Ashley & Crossbone ("mini ACD")
Living with my parent's: Jack (Lab/Beagle), Micki & Mini (JRTS)
RIP Kyra: 07/11/04 - 11/3/12; Shadow: 4/2/96 - 3/17/08
i have a suggestion ...on airplanes, when they talk about emergency procedures, the flight attendants are very clear in telling you.... parents put YOUR oxygen mask on first , THEN your child. ask a close friend, or a family member, to cover for you for a night. you and your spouse go to a motel and sleep. order room service breakfast if you can afford that. sleeping away from your house, for a night will go a long long way into relieving your stress, sleep deprived parents aren't good for a fussy baby or an active toddler, and they aren't good for your physical health either. you need to maintain your health, because you cannot continue to be an effective parent without sleep.
good luck, keep posting, you have support here.
joyce who has princess peanut, spokesdog for the catpack, mojo, magic, kira and squirty, members of the catpack, angel duke, a good dog who is missed and angel alex the wonder dog, handsome prince.
At 6 weeks Quinn slept 5 hours?! I hope my 2nd is like that because my first, Sam, was like Vince. She was every 2 hours til about 3 months when we moved on to 3 hours. At 4 months we moved on to 4 hours. I still wasn't getting 4 hours of sleep straight because feeding + my falling asleep time took some of that away. What I experienced was sleep deprivation and it is torture!
Did Sam have colic? Maybe, who knows for real. I tried mylicon and she would burp or pass gas and I'd think yes, that was it, but then she would start screaming crying again. I didn't try changing my diet like taking out dairy or something because that would take time to see results anyway but it is one thing to try. Supplementing with formula was not an acceptable option to me so I didn't try that either.

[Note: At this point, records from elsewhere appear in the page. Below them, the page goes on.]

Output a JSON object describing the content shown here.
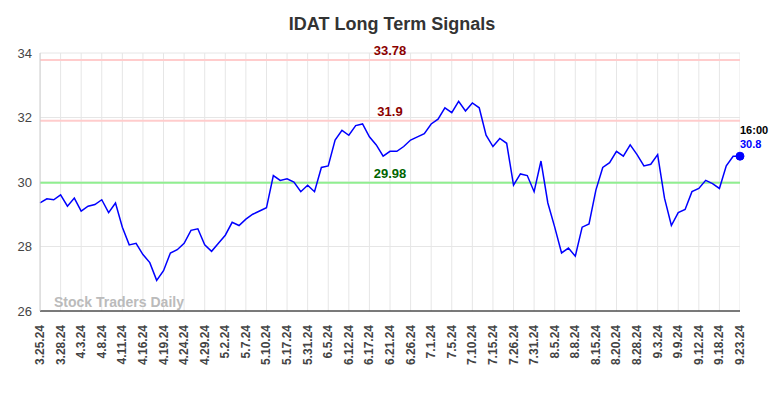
{
  "chart_data": {
    "type": "line",
    "title": "IDAT Long Term Signals",
    "watermark": "Stock Traders Daily",
    "categories": [
      "3.25.24",
      null,
      null,
      "3.28.24",
      null,
      null,
      "4.3.24",
      null,
      null,
      "4.8.24",
      null,
      null,
      "4.11.24",
      null,
      null,
      "4.16.24",
      null,
      null,
      "4.19.24",
      null,
      null,
      "4.24.24",
      null,
      null,
      "4.29.24",
      null,
      null,
      "5.2.24",
      null,
      null,
      "5.7.24",
      null,
      null,
      "5.10.24",
      null,
      null,
      "5.17.24",
      null,
      null,
      "5.31.24",
      null,
      null,
      "6.5.24",
      null,
      null,
      "6.12.24",
      null,
      null,
      "6.17.24",
      null,
      null,
      "6.21.24",
      null,
      null,
      "6.26.24",
      null,
      null,
      "7.1.24",
      null,
      null,
      "7.5.24",
      null,
      null,
      "7.10.24",
      null,
      null,
      "7.15.24",
      null,
      null,
      "7.26.24",
      null,
      null,
      "7.31.24",
      null,
      null,
      "8.5.24",
      null,
      null,
      "8.8.24",
      null,
      null,
      "8.15.24",
      null,
      null,
      "8.20.24",
      null,
      null,
      "8.28.24",
      null,
      null,
      "9.3.24",
      null,
      null,
      "9.9.24",
      null,
      null,
      "9.12.24",
      null,
      null,
      "9.18.24",
      null,
      null,
      "9.23.24"
    ],
    "values": [
      29.35,
      29.48,
      29.45,
      29.6,
      29.25,
      29.5,
      29.1,
      29.25,
      29.3,
      29.45,
      29.05,
      29.35,
      28.6,
      28.05,
      28.1,
      27.75,
      27.5,
      26.95,
      27.25,
      27.8,
      27.9,
      28.1,
      28.5,
      28.55,
      28.05,
      27.85,
      28.1,
      28.35,
      28.75,
      28.65,
      28.85,
      29.0,
      29.1,
      29.2,
      30.2,
      30.05,
      30.1,
      30.0,
      29.7,
      29.9,
      29.7,
      30.45,
      30.5,
      31.3,
      31.6,
      31.45,
      31.75,
      31.8,
      31.4,
      31.15,
      30.8,
      30.95,
      30.95,
      31.1,
      31.3,
      31.4,
      31.5,
      31.8,
      31.95,
      32.3,
      32.15,
      32.5,
      32.2,
      32.45,
      32.3,
      31.45,
      31.1,
      31.35,
      31.2,
      29.9,
      30.25,
      30.2,
      29.7,
      30.65,
      29.35,
      28.6,
      27.8,
      27.95,
      27.7,
      28.6,
      28.7,
      29.75,
      30.45,
      30.6,
      30.95,
      30.8,
      31.15,
      30.85,
      30.5,
      30.55,
      30.85,
      29.5,
      28.65,
      29.05,
      29.15,
      29.7,
      29.8,
      30.05,
      29.95,
      29.8,
      30.5,
      30.8,
      30.8
    ],
    "color": "#0000ff",
    "ylim": [
      26,
      34
    ],
    "yticks": [
      26,
      28,
      30,
      32,
      34
    ],
    "grid": true,
    "reference_lines": [
      {
        "value": 33.78,
        "label": "33.78",
        "color": "#ffcccc",
        "label_color": "#8b0000"
      },
      {
        "value": 31.9,
        "label": "31.9",
        "color": "#ffcccc",
        "label_color": "#8b0000"
      },
      {
        "value": 29.98,
        "label": "29.98",
        "color": "#90ee90",
        "label_color": "#006400"
      }
    ],
    "end_label": {
      "time": "16:00",
      "value": 30.8
    }
  }
}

Some things that did help were the pacifier, a swing (not the upright kind but one she could fall asleep in), and daddy pacing the hallway holding her over his arm on her belly. Try a different shape pacifier with Vince. Are you swaddling him? That worked with Sam. Did you try happiest baby on the block techniques?
You should be able to be on a 2 hour schedule working toward a 3 hour one. He may not always be hungry when he cries so keep trying all different things to soothe him. At this point he is a good enough nurser that you can make him hold out a bit (2/3 hours is not too much to ask!) so you can maintain some sanity. Do you have family, friends, and/or daycare or sitters to help you get through these tough first months? They could entertain Quinn or take over soothing Vince (he'll still cry - rest where you can't hear him!). I know it must be so difficult with Quinn too. Perhaps if you could get Dad to take over 1 night with a bottle of pumped milk so you can get in a good chunk of sleep. Even if Vince doesn't take the bottle he won't starve. It would be a rough night for Dad for sure but you could gain some sanity back to make it thru this rough patch. Sam's crying used to upset me so much but if the crying is occurring while cared for in someone else's arms take a break from nursing and get rest where you can't hear any crying that may be going on. This is not like abandoning him or making him cry it out, he's still being pampered. As joycenalex said, you do need to put your oxygen mask on first.
I am nearly at 39 weeks and I am ready for the insanity you are experiencing. I guess my expectations are a lot different than yours were. I have many swaddle blankets (bigger ones that last for more months). I freaked out on hubby before to find the swing. We didn't have it when Sam was born, it was an essential discovery for us. I never let her sleep in it for long but I regret that - it may not be an optimum place for a baby to sleep at night but if it works take advantage of it for the sake of sanity. I was very uptight trying to do things right with Sam but it is not possible to be perfect and who knows what is really right anyway.
Hang in there!!!! I agree with your doctor that this is probably Vince's personality but don't worry Sam is very happy it's just that when she feels the SLIGHTEST discomfort she will loudly inform you. I've come to the conclusion she was never in real pain as an infant but I sure was.